Mohammad Amir has always been one of the most talented bowlers in world cricket, ever since making his debut in 2009 against Sri Lanka in Galle. The left-arm fast bowler had to miss five years of his cricketing career due to his involvement in the spot-fixing scandal in England in 2010 and was also jailed for six months after being found guilty. However, he made a triumphant return to the game, helping Pakistan win their maiden ICC champions trophy title in 2017 with a scintillating performance in finals against India.

Since his return to the game, Amir has received back the same respect from fans and his peers for his bowling abilities like before. However, he has found it hard to reach the same peaks he had during his initial period back in 2009-10.


His penetration with the ball has become less and there was a period where he was dropped from the team due to poor returns. But he is still considered to be one of the most potent bowlers in world cricket. Amir has now restricted himself to the white-ball cricket for the Men in Green and for the franchise T20 tournaments around the world.

Finch says Amir the toughest Pakistani bowler he has faced during a Q&A session

This fact was verified by Australian limited-overs captain Aaron Finch during a Q&A session on Twitter. During the session, Finch was answering queries from many of his fans. One such fan asked Finch which was the toughest Pakistani bowler he has ever faced. “Most Toughest Bowler you have ever faced from Pakistan???”, the fan asked. To this, the Australia captain replied, “@iamamirofficial is always tough to face!”

Mohammad Amir was also replied to Aaron Finch and said, “And u are a gun batsman bhi 😊😊”

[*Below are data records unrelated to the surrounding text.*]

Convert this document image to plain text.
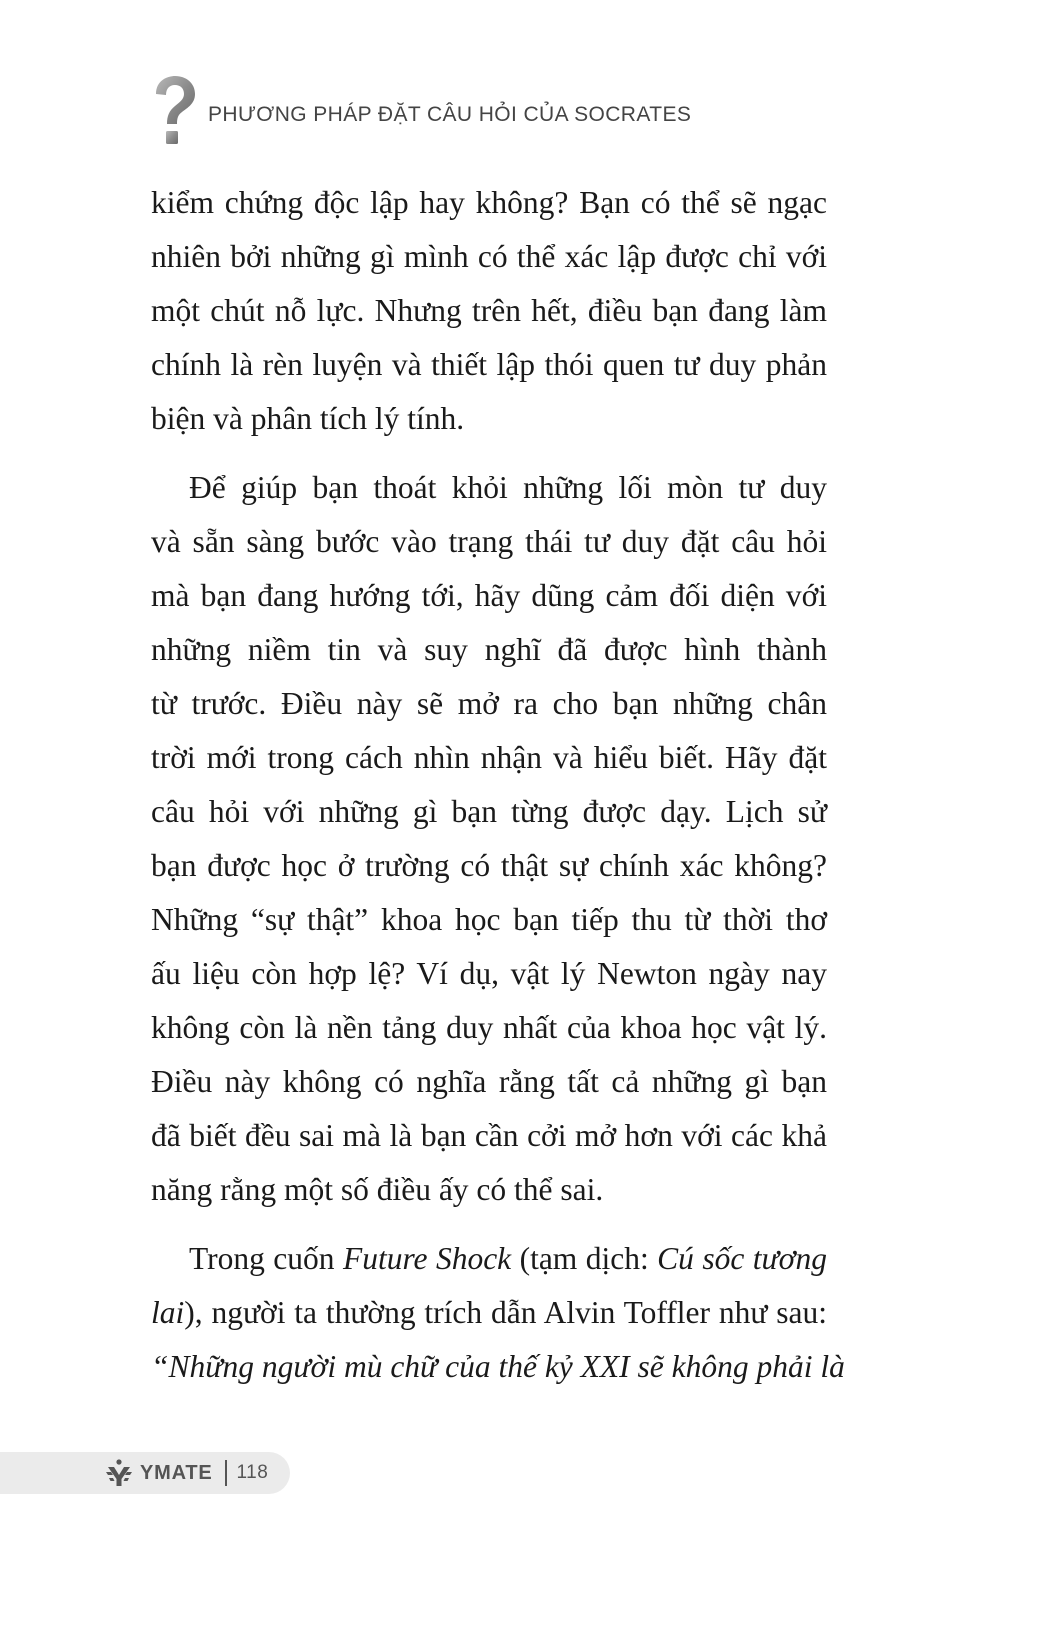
PHƯƠNG PHÁP ĐẶT CÂU HỎI CỦA SOCRATES

kiểm chứng độc lập hay không? Bạn có thể sẽ ngạc
nhiên bởi những gì mình có thể xác lập được chỉ với
một chút nỗ lực. Nhưng trên hết, điều bạn đang làm
chính là rèn luyện và thiết lập thói quen tư duy phản
biện và phân tích lý tính.

Để giúp bạn thoát khỏi những lối mòn tư duy
và sẵn sàng bước vào trạng thái tư duy đặt câu hỏi
mà bạn đang hướng tới, hãy dũng cảm đối diện với
những niềm tin và suy nghĩ đã được hình thành
từ trước. Điều này sẽ mở ra cho bạn những chân
trời mới trong cách nhìn nhận và hiểu biết. Hãy đặt
câu hỏi với những gì bạn từng được dạy. Lịch sử
bạn được học ở trường có thật sự chính xác không?
Những “sự thật” khoa học bạn tiếp thu từ thời thơ
ấu liệu còn hợp lệ? Ví dụ, vật lý Newton ngày nay
không còn là nền tảng duy nhất của khoa học vật lý.
Điều này không có nghĩa rằng tất cả những gì bạn
đã biết đều sai mà là bạn cần cởi mở hơn với các khả
năng rằng một số điều ấy có thể sai.

Trong cuốn Future Shock (tạm dịch: Cú sốc tương
lai), người ta thường trích dẫn Alvin Toffler như sau:
“Những người mù chữ của thế kỷ XXI sẽ không phải là

YMATE 118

Meanwhile, Wasim Akram had criticized Mohammad Amir’s decision to retire from Test cricket before the Australia series. Akram felt that Amir should have played this series at least given the inexperience of bowling attack that was picked for the away series down under.

The legendary pacer also felt that the time and effort invested by Pakistan management in bringing Amir back into international cricket was wasted when Amir decided to prolong his limited-overs career by saying goodbye to red-ball cricket at the age of 27.